The Alaskan Independence Party, its chairman and two Anchorage residents are suing the state of Alaska to overturn Ballot Measure 2, a sweeping election reform initiative that would install ranked-choice voting in Alaska’s general elections.
Their lawsuit, filed Tuesday, claims that the measure would violate the plaintiffs’ rights “to free political association, free speech, right to petition, right to due process” and other rights guaranteed by the Alaska and U.S. constitutions.
Filed against the state of Alaska and the Alaska Division of Elections, the lawsuit requests that the measure be nullified, that it not be used in future elections, and for “costs, damages, and attorney fees as may be appropriate.”
If plaintiffs win, Alaska would keep its existing elections system.
Attorney Ken Jacobus, also one of the plaintiffs, said he wrote the lawsuit broadly in hopes that other plaintiffs will join.

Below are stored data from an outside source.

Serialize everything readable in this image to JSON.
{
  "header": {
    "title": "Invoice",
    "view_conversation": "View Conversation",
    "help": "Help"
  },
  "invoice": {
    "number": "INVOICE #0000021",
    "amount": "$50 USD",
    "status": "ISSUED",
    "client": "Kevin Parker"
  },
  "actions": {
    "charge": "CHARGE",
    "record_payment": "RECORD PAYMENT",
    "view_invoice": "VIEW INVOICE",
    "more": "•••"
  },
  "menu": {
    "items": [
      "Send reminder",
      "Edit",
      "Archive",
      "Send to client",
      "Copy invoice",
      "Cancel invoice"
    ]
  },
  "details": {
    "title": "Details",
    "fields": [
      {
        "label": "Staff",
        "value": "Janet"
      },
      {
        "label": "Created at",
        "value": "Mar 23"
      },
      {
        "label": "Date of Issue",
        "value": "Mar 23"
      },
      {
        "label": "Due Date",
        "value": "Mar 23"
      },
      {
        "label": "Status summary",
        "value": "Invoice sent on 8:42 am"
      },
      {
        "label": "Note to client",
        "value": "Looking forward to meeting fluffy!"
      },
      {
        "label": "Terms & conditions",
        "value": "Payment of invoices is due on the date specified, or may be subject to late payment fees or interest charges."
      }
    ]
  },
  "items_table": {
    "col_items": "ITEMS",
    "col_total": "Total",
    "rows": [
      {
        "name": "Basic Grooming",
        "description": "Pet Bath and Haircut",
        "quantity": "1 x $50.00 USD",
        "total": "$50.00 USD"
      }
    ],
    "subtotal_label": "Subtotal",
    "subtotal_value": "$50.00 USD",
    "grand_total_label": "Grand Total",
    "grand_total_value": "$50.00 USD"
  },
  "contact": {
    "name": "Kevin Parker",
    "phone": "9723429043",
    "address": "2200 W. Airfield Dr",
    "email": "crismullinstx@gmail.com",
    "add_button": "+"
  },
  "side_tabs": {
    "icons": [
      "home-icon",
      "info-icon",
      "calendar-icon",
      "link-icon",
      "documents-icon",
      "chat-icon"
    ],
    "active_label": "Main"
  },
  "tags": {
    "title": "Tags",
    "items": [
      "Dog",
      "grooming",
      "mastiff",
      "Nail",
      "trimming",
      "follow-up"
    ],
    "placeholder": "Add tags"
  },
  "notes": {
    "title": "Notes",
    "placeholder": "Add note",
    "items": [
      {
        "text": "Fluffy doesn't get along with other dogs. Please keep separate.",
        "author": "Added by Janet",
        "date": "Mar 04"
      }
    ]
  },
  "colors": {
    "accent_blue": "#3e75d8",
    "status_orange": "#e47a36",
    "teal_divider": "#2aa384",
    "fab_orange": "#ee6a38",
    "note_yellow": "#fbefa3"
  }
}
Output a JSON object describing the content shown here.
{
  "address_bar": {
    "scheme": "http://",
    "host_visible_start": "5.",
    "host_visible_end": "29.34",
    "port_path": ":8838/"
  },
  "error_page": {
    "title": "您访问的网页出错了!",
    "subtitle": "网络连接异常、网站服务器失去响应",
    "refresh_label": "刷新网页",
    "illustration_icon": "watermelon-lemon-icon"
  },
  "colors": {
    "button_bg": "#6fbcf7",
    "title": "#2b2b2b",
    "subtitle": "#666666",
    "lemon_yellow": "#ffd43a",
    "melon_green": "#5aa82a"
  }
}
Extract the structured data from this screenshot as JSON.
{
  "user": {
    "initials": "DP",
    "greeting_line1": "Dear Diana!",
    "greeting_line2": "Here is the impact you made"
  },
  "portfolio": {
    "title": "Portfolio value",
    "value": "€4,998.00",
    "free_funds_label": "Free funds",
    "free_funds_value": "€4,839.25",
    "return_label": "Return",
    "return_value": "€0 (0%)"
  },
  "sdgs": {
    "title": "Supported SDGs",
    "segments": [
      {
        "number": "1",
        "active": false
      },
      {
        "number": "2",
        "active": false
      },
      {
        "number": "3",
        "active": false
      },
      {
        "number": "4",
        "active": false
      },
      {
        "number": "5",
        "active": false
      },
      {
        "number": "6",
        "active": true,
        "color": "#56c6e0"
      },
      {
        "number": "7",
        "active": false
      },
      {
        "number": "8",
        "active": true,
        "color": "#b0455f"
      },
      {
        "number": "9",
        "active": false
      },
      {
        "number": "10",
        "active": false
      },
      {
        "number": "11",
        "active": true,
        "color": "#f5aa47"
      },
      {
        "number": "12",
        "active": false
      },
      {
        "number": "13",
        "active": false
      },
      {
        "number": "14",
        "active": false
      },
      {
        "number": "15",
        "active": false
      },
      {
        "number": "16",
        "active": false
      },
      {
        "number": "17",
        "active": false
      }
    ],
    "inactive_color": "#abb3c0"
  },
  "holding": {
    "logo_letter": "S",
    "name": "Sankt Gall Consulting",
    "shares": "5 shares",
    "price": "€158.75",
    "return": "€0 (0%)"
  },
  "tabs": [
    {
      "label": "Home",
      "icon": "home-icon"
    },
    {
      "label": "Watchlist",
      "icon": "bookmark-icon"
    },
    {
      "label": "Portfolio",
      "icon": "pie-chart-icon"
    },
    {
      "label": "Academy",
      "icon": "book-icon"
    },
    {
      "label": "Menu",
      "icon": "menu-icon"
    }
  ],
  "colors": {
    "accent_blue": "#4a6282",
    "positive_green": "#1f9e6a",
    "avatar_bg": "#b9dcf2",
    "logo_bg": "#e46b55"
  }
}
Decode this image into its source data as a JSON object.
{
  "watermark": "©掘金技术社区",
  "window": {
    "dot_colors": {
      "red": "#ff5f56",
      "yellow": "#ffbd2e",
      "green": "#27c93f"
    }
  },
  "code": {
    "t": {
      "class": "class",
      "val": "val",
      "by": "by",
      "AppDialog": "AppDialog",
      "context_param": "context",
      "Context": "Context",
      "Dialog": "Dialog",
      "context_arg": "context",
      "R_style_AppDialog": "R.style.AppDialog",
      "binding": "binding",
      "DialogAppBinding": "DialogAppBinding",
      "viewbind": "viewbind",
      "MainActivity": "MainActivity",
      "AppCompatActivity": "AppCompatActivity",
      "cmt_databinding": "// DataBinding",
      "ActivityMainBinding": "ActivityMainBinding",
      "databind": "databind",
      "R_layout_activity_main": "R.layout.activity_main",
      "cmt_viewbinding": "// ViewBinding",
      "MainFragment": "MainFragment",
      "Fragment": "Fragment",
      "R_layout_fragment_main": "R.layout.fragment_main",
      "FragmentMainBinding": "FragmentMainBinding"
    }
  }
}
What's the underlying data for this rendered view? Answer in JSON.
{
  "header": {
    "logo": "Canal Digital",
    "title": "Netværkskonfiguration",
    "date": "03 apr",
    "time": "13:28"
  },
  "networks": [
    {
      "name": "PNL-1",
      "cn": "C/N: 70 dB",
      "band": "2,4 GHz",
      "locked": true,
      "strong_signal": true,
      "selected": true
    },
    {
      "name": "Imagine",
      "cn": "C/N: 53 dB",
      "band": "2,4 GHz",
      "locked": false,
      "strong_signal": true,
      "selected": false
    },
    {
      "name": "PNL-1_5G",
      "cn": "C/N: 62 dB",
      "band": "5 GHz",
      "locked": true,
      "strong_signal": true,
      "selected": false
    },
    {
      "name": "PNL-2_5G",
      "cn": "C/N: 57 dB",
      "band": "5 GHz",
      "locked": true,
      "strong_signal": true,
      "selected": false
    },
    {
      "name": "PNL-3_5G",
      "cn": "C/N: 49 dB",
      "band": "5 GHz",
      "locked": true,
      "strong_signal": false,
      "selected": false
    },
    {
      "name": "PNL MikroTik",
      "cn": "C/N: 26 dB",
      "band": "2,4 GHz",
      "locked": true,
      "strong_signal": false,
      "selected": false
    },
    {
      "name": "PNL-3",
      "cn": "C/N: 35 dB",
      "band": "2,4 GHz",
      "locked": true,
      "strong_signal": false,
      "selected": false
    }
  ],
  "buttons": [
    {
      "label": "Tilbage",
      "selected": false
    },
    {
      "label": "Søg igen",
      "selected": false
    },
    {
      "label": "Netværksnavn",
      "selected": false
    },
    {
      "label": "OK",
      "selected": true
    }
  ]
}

Christine Hutchison, a member of the Alaska Republican Party Central Committee, said she will request that the party’s leaders discuss the lawsuit at their next meeting on Dec. 7. Hutchison shared her thoughts Tuesday afternoon as a caller on the KSRM Kenai talk radio show hosted by the Independence Party’s chairman, Bob Bird.
Earlier this year, Republican Party chairman Glenn Clary told lawmakers that if the measure passed, his party would consider a legal challenge.
The measure was approved by 50.6% of voters in the November general election and is slated to take effect in February.
In Maine, several lawsuits followed the passage of that state’s ranked-choice ballot measure in 2016. Alaska’s measure is broader than Maine’s.
It would eliminate the state’s system of having separate primary election ballots for Republican candidates and all other candidates. Instead, all state candidates for each political office would compete in the same primary election. The top four vote-getters, regardless of party, advance to the general election.
Voters will be asked to rank the four candidates, 1-4. If none of the four receive at least 50% of the first-place votes, the least-popular candidate is eliminated and the ballots cast for them will go to those voters’ second choices instead. This process continues until a candidate has at least 50% of the vote.
Ballot Measure 2 also requires greater financial disclosure of some campaign contributions.
Jacobus said he is personally against the top-four primary system but doesn’t oppose ranked-choice voting. (He previously backed a prior, failed, ranked-choice voting ballot initiative.) He included arguments against ranked-choice voting in order to cover the widest possible range of arguments against the measure, under the idea that no piece of Ballot Measure 2 is severable from the others.
He wanted it to be filed early, in order for it to be resolved well ahead of the 2022 election, and to take place in state court.
“I think the law is probably more favorable to us in state court than federal court,” he said.
He said he sees the case as a “matter of months, not weeks,” unlike the numerous election-related lawsuits filed before Election Day.
Ballot Measure 2′s supporters are considering whether to intervene on the defense’s side.
“This case isn’t in any particular rush that we’re aware of,” said attorney Scott Kendall, who wrote much of the measure.
The state of Alaska has not yet been served with the lawsuit.